VIDEO TERBARU

LIVE STREAMING MAKKAH

BREAKING NEWS
Selamat Datang di Kasuari TV Indonesia - Menyajikan Informasi Terkini Dari Seluruh Nusantara - Makkah Live HD Sekarang Tersedia!
SUBSCRIBE KASUARI TV INDONESIA

Korsatpel Syahbandar Pelabuhan Penyeberangan Bawean (BPTD) XI Jatim Diduga Inprosedural

Gresik (KASTV) - Untuk mewujudkan pelayanan masyarakat terhadap transportasi laut  PT. ASDP Indonesiaferry (Persero), melalui KMP. Gili Iyang sejak lama telah memberikan waktunya untuk melakukan penyeberangan ke Pulau Bawean, baik dari Pelabuhan Paciran ke Pelabuhan penyeberangan Bawean dan sebaliknya, serta dari Bawean ke Gersik.  Kegiatan kapal Gili Iyang ini benar-benar dirasakan besar manfaatnya oleh masyarakat Bawean dalam percepatan perekonomian. 


Namun diluar dugaan dari hasil pantauan aktivis senior sekaligus Direktur LSM BCW Dari Nazar, SH mengatakan, keberangkatan kapal Gili Iyang telah memenuhi kewajibannya melakukan penyeberangan dari Pelabuhan Bawean menuju Pelabuhan Gersik sekitar pukul 21:00 WIB diduga kuat berangkat secara Inprosedural, sebab Korsatpel Syahbandar Penyeberangan (BPTD) XI Jatim wilayah Gresik dan Bawean sedang tidak berada di pelabuhan  Bawean, itu artinya pejabat yang punya wewenang mengeluarkan Surat Persetujuan Berlayar (Port Clearance) patut dipertanyakan dan patut diberikan sanksi tegas, Kamis (20/10/2022) malam. 

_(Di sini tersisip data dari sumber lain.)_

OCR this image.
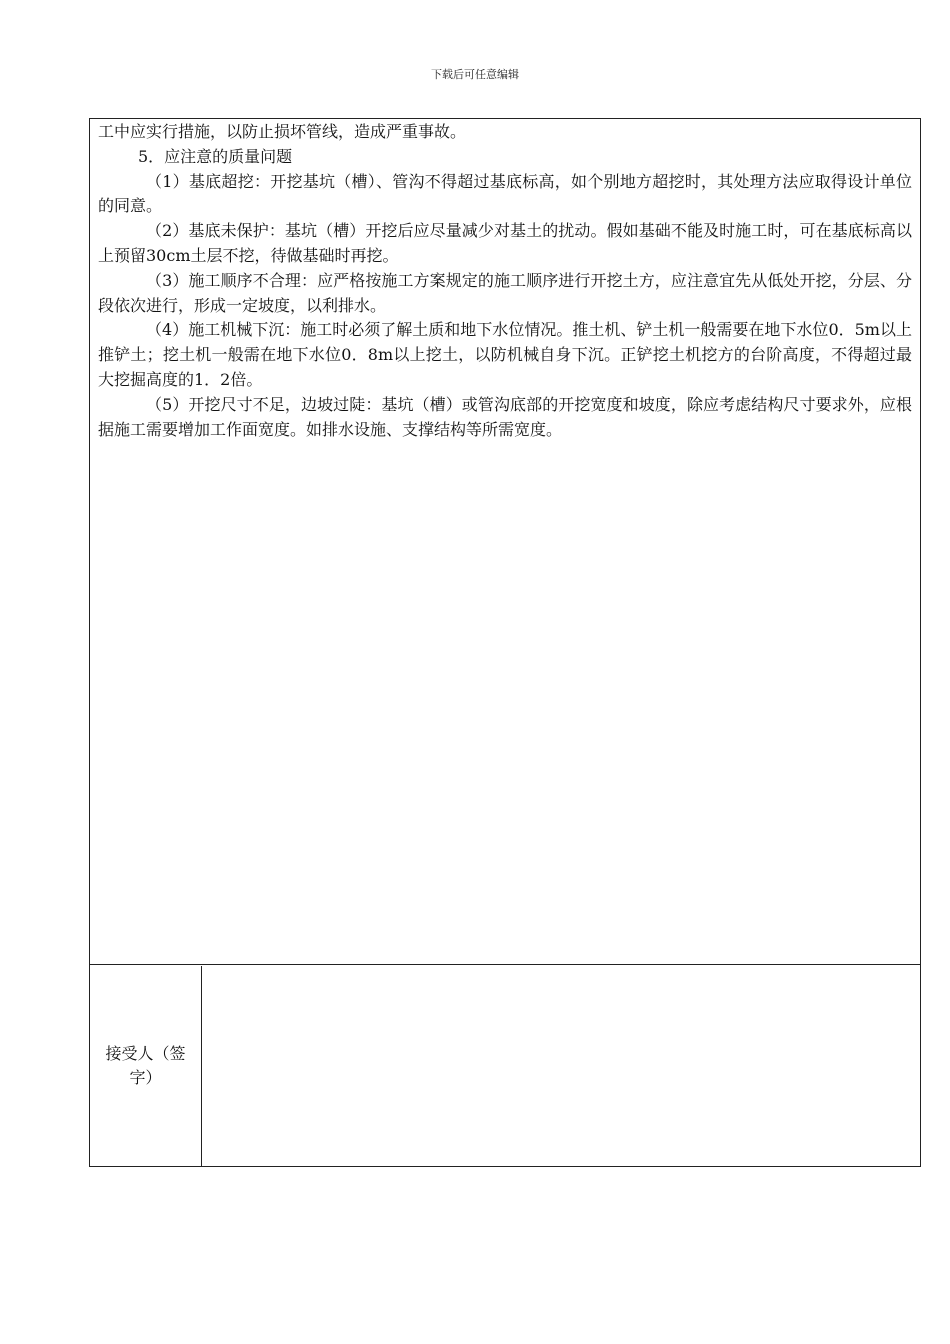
下载后可任意编辑

工中应实行措施，以防止损坏管线，造成严重事故。

5．应注意的质量问题

（1）基底超挖：开挖基坑（槽）、管沟不得超过基底标高，如个别地方超挖时，其处理方法应取得设计单位的同意。

（2）基底未保护：基坑（槽）开挖后应尽量减少对基土的扰动。假如基础不能及时施工时，可在基底标高以上预留30cm土层不挖，待做基础时再挖。

（3）施工顺序不合理：应严格按施工方案规定的施工顺序进行开挖土方，应注意宜先从低处开挖，分层、分段依次进行，形成一定坡度，以利排水。

（4）施工机械下沉：施工时必须了解土质和地下水位情况。推土机、铲土机一般需要在地下水位0．5m以上推铲土；挖土机一般需在地下水位0．8m以上挖土，以防机械自身下沉。正铲挖土机挖方的台阶高度，不得超过最大挖掘高度的1．2倍。

（5）开挖尺寸不足，边坡过陡：基坑（槽）或管沟底部的开挖宽度和坡度，除应考虑结构尺寸要求外，应根据施工需要增加工作面宽度。如排水设施、支撑结构等所需宽度。

接受人（签字）
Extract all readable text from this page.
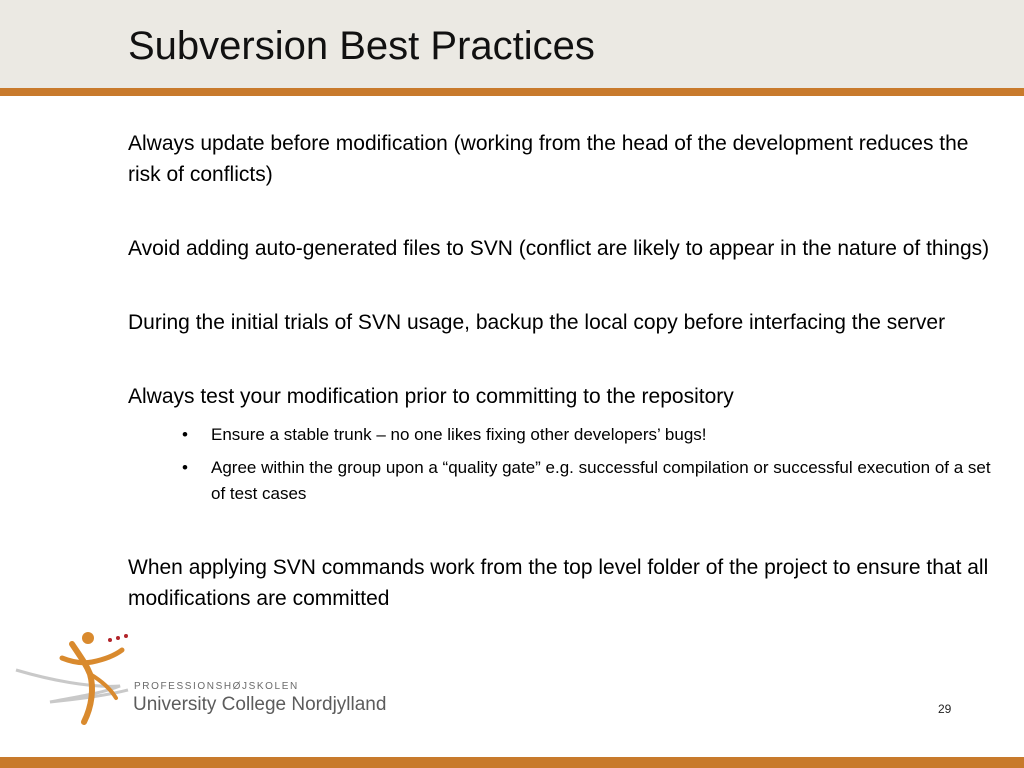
Subversion Best Practices

Always update before modification (working from the head of the development reduces the risk of conflicts)

Avoid adding auto-generated files to SVN (conflict are likely to appear in the nature of things)

During the initial trials of SVN usage, backup the local copy before interfacing the server

Always test your modification prior to committing to the repository

• Ensure a stable trunk – no one likes fixing other developers’ bugs!
• Agree within the group upon a “quality gate” e.g. successful compilation or successful execution of a set of test cases

When applying SVN commands work from the top level folder of the project to ensure that all modifications are committed

PROFESSIONSHØJSKOLEN
University College Nordjylland	29
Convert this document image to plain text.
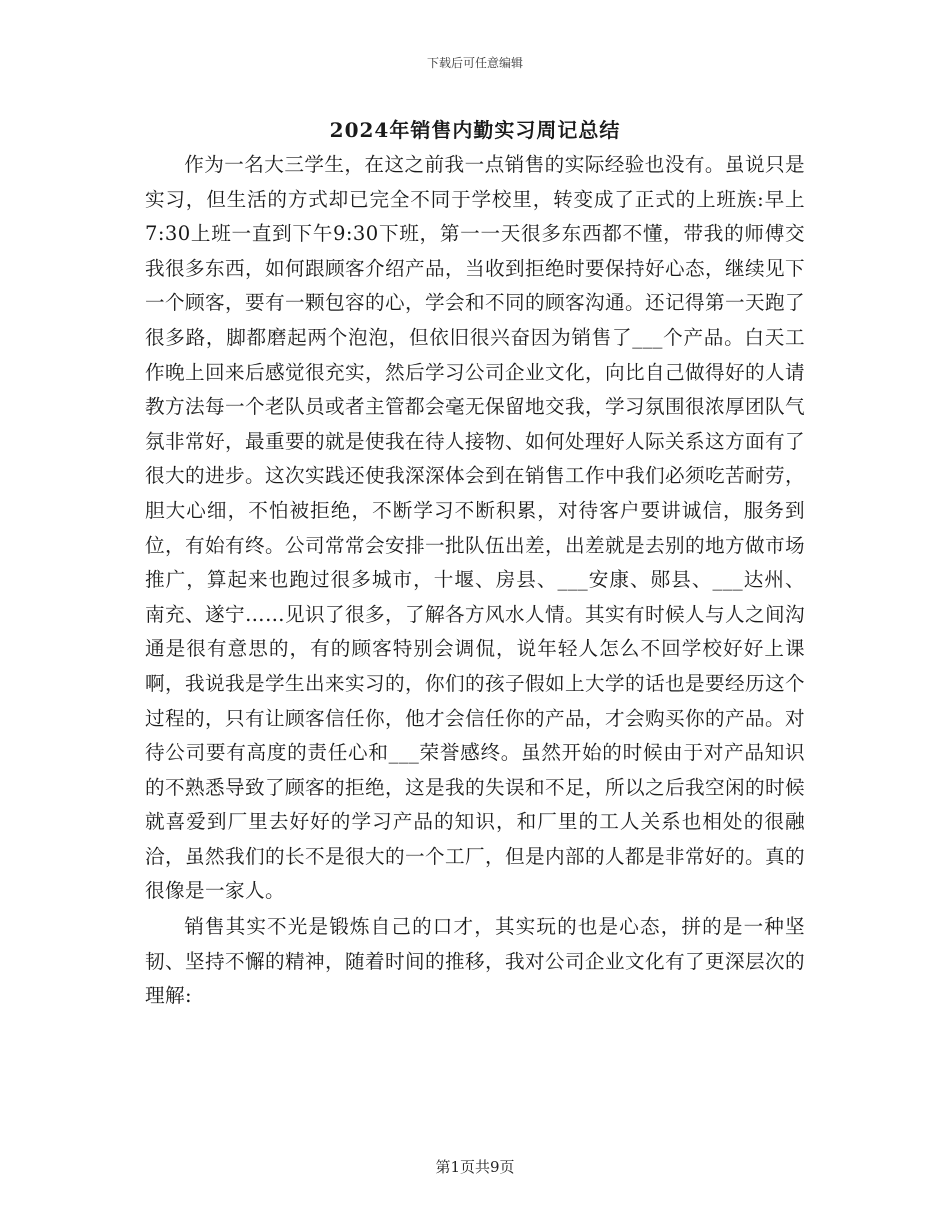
下载后可任意编辑
2024年销售内勤实习周记总结

作为一名大三学生，在这之前我一点销售的实际经验也没有。虽说只是实习，但生活的方式却已完全不同于学校里，转变成了正式的上班族:早上7:30上班一直到下午9:30下班，第一一天很多东西都不懂，带我的师傅交我很多东西，如何跟顾客介绍产品，当收到拒绝时要保持好心态，继续见下一个顾客，要有一颗包容的心，学会和不同的顾客沟通。还记得第一天跑了很多路，脚都磨起两个泡泡，但依旧很兴奋因为销售了___个产品。白天工作晚上回来后感觉很充实，然后学习公司企业文化，向比自己做得好的人请教方法每一个老队员或者主管都会毫无保留地交我，学习氛围很浓厚团队气氛非常好，最重要的就是使我在待人接物、如何处理好人际关系这方面有了很大的进步。这次实践还使我深深体会到在销售工作中我们必须吃苦耐劳，胆大心细，不怕被拒绝，不断学习不断积累，对待客户要讲诚信，服务到位，有始有终。公司常常会安排一批队伍出差，出差就是去别的地方做市场推广，算起来也跑过很多城市，十堰、房县、___安康、郧县、___达州、南充、遂宁……见识了很多，了解各方风水人情。其实有时候人与人之间沟通是很有意思的，有的顾客特别会调侃，说年轻人怎么不回学校好好上课啊，我说我是学生出来实习的，你们的孩子假如上大学的话也是要经历这个过程的，只有让顾客信任你，他才会信任你的产品，才会购买你的产品。对待公司要有高度的责任心和___荣誉感终。虽然开始的时候由于对产品知识的不熟悉导致了顾客的拒绝，这是我的失误和不足，所以之后我空闲的时候就喜爱到厂里去好好的学习产品的知识，和厂里的工人关系也相处的很融洽，虽然我们的长不是很大的一个工厂，但是内部的人都是非常好的。真的很像是一家人。

销售其实不光是锻炼自己的口才，其实玩的也是心态，拼的是一种坚韧、坚持不懈的精神，随着时间的推移，我对公司企业文化有了更深层次的理解:

第1页共9页
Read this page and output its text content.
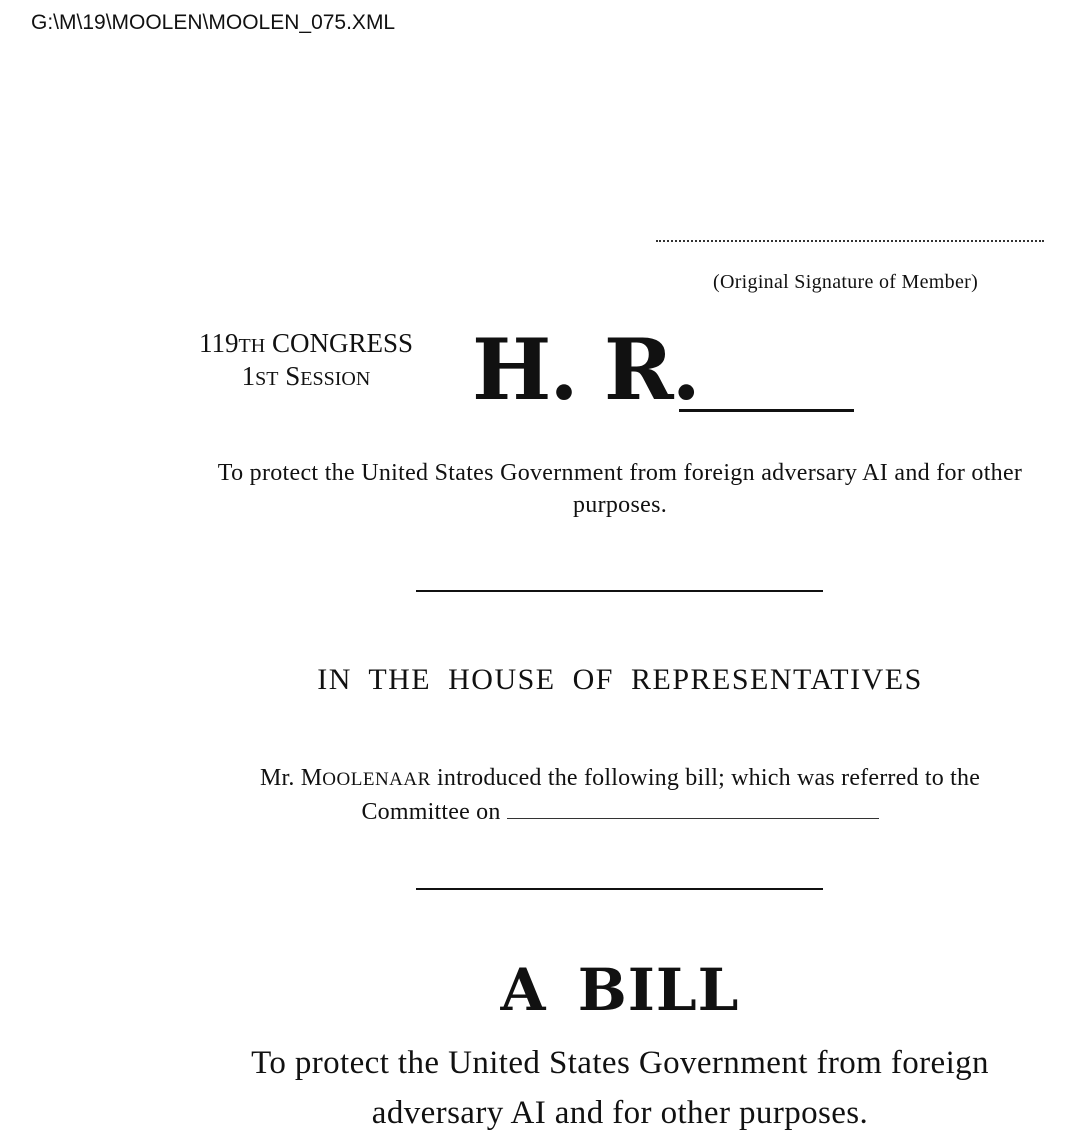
G:\M\19\MOOLEN\MOOLEN_075.XML
(Original Signature of Member)
119TH CONGRESS
1ST SESSION	H. R.
To protect the United States Government from foreign adversary AI and for other purposes.
IN THE HOUSE OF REPRESENTATIVES
Mr. MOOLENAAR introduced the following bill; which was referred to the Committee on
A BILL
To protect the United States Government from foreign adversary AI and for other purposes.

Lebih lanjut Dari Nazar, SH mengatakan, kapal Gili Iyang itu disamping memuat sembako juga memuat penumpang (warga) artinya tanggungjawab pejabat yang berhak memberangkatkan kapal itu sangat besar menyangkut keselamatan penumpang. Seharusnya  Pejabat Korsatpel Syahbandar Penyeberangan (BPTD) XI Jatim tidak mengabaikan tugasnya, karena korsatpel punya kewenangan mutlak sebagai Syahbandar yang mengeluarkan surat izin berlayar setelah memenuhi persyaratan daftar pemeriksaan kelaiklautan kapal sesuai amanat pasal 8 dan 9 Peraturan Menteri Perhubungan No. 82 Tahun 2014, tentang tata cara penerbitan Surat Persetujuan Berlayar (Port Clearance), sebab surat itu merupakan dokumen negara yang dikeluarkan oleh Syahbandar kepada setiap kapal yang akan berlayar meninggalkan pelabuhan setelah memenuhi persyaratan kelaiklautan kapal dan kewajiban lainnya," tandasnya.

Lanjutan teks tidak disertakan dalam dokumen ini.